Oh My Goodness! I'm so thankful when God gives us those precious moments when He reminds of of the brevity of this season in our lives. What a blessing every single second with our children is. Now we all just need to read your blog entry every day so we won't forget!

Charissa said...

Aw. Great post Jennifer.

Ashley said...

I will never forget Greg saying that you only have those 18 years to guide your "arrow"! I know you are a proud mommy and you have a wonderful son to be proud of!

mundayseven said...

What a sweet reminder about the importance of our job as moms. Thanks!

Amy Wages said...

I know your heart Jenn and you have always been so aware of the blessing you have and "how much longer you have him in your home." Keep treasuring him like you do and celebrate that he is and always will be your precious baby! :)

Renee said...

It is amazing that you wrote this blog. If you only knew the conversations that I have been involved in the past couple of days! I know from experience that no amount of education or money will ever mean as much as getting a hug right after school or playing Nerf Gun Dart Tag in the middle of a hot summer day. I pray that I am following God's will and able to teach my boys how to be men of God as they move into adulthood. Being a mom is by far the most important job that we will ever have!
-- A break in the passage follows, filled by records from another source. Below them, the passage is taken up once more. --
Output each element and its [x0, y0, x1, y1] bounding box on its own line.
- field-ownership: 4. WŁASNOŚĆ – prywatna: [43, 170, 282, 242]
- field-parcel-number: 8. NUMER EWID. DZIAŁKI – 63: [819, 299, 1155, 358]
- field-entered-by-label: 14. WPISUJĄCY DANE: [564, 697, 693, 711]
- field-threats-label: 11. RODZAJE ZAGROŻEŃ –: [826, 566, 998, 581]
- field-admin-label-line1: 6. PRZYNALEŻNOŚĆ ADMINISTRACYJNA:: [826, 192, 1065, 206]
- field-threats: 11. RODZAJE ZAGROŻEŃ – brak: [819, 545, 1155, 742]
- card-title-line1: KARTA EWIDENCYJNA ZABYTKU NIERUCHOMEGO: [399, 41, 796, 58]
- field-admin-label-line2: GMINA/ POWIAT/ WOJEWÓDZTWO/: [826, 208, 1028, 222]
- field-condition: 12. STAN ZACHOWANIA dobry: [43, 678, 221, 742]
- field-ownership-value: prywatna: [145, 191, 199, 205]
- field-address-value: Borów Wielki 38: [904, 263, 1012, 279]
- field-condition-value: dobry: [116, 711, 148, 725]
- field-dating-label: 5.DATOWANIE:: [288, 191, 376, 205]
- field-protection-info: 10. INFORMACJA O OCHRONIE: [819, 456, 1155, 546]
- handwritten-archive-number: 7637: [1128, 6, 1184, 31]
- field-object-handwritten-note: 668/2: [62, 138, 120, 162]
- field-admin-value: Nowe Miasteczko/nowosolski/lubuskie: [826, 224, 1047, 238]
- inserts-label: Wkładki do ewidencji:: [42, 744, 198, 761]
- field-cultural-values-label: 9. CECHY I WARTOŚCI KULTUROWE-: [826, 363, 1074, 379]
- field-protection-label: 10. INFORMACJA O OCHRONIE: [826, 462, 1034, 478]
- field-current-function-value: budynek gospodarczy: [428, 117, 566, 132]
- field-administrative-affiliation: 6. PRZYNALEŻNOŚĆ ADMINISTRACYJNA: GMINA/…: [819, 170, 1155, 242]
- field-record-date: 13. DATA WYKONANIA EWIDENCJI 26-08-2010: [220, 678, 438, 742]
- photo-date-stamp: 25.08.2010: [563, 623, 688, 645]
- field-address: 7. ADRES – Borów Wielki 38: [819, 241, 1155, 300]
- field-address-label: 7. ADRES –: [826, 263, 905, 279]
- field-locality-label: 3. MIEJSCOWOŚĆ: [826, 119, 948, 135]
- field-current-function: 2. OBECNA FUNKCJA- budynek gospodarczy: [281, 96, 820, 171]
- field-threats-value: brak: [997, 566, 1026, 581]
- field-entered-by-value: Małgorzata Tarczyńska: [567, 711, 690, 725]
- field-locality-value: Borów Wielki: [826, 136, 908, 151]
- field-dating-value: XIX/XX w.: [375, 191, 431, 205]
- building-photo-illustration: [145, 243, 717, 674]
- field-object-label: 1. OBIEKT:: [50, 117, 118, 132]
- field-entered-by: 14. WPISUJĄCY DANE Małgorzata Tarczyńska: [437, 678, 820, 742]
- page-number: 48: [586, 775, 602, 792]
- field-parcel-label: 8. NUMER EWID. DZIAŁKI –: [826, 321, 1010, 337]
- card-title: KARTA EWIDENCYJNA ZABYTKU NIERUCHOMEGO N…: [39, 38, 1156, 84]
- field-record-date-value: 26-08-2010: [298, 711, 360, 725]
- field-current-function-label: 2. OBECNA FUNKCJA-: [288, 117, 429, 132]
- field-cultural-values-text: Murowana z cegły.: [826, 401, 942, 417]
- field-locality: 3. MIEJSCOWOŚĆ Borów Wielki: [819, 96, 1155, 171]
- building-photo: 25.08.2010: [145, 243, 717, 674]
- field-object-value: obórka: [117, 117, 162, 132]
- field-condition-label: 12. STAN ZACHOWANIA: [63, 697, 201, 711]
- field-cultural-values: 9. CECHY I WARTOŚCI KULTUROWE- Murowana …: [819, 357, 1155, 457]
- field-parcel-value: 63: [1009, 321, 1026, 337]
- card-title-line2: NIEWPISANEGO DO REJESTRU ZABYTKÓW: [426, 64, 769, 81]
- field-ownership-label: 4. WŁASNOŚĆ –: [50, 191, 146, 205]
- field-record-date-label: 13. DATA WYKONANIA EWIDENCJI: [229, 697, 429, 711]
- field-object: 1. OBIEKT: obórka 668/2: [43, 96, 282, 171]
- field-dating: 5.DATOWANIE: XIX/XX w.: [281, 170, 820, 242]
It may not pay very much, but the bonuses are huge and the reward will last a lifetime. Thanks for reminding us of this in your blog!

RoverHaus said...

Wow, thanks for this reminder.

I needed this.

It all fits perfectly...except the mom part. But the same goes for dads too.

kirsten said...

very well said, Jen.

Becky said...

This is has been a topic God has brought to my attention a lot lately! Thanks for sharing your thoughts!